4. Any belief that football ("soccer" to the ex-colonials) involves art, grace or subtlety.
  • References to "the beautiful game" deserve extended penal servitude.
  • The mantra is and should be: soccer is a game for gentlemen played by guttersnipes; Rugby is a game for guttersnipes played by gentlemen; Gaelic football is a game for guttersnipes played by guttersnipes.
3. The collected works of Jane Austen.
  • Under no circumstances should there be any further television or film adapatations, modernisations.
  • Speculations about the author's psychology and sexuality should be forbidden, or treated as clairvoyance, and perpetrators punished under the fraud laws.
2. Anything which involves the Mona Lisa.
  • Particularly if it also involves Templars.
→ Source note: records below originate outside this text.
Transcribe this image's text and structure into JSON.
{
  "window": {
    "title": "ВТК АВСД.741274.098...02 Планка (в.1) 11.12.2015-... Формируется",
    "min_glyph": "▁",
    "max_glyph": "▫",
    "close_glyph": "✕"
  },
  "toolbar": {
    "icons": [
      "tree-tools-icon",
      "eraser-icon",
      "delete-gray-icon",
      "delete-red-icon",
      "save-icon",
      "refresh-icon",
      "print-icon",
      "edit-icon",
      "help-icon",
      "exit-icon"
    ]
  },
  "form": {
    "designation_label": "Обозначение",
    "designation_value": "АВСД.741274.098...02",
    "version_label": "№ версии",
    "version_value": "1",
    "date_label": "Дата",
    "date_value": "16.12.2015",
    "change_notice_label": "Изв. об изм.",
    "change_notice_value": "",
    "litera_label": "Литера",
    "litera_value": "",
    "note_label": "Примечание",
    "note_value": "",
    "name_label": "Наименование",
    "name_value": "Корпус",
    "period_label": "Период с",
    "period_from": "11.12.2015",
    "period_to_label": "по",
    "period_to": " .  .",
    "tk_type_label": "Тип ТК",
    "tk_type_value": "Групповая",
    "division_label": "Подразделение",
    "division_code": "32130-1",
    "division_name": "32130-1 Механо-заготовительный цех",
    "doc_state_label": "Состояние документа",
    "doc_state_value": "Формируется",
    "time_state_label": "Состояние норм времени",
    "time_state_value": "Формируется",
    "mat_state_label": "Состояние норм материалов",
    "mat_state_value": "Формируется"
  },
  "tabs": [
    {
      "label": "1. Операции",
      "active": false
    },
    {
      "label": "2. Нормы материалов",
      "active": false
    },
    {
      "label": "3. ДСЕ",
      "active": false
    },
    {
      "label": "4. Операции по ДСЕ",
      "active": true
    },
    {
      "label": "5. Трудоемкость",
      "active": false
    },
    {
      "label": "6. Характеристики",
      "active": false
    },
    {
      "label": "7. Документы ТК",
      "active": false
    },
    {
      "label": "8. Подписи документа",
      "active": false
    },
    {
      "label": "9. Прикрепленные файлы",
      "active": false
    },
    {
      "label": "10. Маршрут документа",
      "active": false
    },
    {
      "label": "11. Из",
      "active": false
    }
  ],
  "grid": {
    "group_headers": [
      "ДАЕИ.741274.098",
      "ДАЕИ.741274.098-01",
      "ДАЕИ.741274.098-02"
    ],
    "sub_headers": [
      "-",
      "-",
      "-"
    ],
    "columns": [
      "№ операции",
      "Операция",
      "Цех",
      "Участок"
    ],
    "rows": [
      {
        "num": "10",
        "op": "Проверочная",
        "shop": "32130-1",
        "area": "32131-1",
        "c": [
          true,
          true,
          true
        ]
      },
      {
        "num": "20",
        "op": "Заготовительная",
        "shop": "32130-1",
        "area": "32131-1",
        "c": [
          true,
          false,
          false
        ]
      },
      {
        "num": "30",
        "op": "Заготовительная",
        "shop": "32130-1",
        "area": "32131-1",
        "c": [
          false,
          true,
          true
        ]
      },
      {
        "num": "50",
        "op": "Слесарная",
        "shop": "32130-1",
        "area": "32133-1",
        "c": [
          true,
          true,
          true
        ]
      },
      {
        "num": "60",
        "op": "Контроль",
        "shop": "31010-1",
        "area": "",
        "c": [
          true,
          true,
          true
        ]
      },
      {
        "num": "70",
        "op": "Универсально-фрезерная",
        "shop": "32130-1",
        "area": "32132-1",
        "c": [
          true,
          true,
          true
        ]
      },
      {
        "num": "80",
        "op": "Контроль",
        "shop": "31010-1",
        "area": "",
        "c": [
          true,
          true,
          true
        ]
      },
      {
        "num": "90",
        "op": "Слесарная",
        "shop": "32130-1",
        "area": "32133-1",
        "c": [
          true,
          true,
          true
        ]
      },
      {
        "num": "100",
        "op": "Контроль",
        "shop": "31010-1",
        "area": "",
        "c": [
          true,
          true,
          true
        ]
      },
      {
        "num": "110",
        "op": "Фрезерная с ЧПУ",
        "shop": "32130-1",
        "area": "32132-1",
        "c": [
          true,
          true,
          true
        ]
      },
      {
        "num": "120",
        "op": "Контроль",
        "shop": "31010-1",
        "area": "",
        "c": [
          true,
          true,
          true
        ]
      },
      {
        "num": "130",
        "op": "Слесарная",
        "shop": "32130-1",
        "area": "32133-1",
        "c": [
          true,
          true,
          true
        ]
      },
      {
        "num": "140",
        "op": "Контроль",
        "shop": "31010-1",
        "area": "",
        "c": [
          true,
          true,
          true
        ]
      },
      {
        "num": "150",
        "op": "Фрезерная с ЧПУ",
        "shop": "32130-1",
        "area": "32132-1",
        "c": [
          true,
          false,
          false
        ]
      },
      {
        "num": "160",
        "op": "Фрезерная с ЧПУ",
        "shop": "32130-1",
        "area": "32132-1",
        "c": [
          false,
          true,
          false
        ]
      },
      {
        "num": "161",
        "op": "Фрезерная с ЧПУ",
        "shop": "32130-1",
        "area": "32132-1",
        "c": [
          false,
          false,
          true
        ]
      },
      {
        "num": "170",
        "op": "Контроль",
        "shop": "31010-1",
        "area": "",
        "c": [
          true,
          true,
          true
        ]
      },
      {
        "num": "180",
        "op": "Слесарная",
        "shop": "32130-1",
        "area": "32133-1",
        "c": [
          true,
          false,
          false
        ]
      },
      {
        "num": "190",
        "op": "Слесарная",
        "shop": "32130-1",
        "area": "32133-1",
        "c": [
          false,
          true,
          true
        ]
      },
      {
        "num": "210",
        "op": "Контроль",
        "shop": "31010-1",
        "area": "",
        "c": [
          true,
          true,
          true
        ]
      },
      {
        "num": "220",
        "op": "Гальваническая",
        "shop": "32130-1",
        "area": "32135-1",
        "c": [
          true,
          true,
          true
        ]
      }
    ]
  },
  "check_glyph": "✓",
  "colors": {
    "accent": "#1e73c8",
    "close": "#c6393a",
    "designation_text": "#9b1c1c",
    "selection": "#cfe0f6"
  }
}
1. Romeo and Juliet. It is not a particularly well-constructed play (only Macbeth -- which has been severely mucked about -- and Taming of the Shrew are as crude):
  • The only interesting male character is written out half way through.
  • The chronology goes awry with Capulet shifting the date of the wedding, as well as the Friar John thing.
  • Balthasar in the falling action and Count Paris in the final scene are weak constructs, when neither has been adequately established.
  • The Friar Lawrence wrap-up is nearly as deadly dull as the Archbishop in the second scene of Henry V.
  • Its main educational merit (apart from a quick flash by Olivia Hussey, forty years ago) is that the powers-that-be who ordained the National Curriculum didn't get the knob jokes.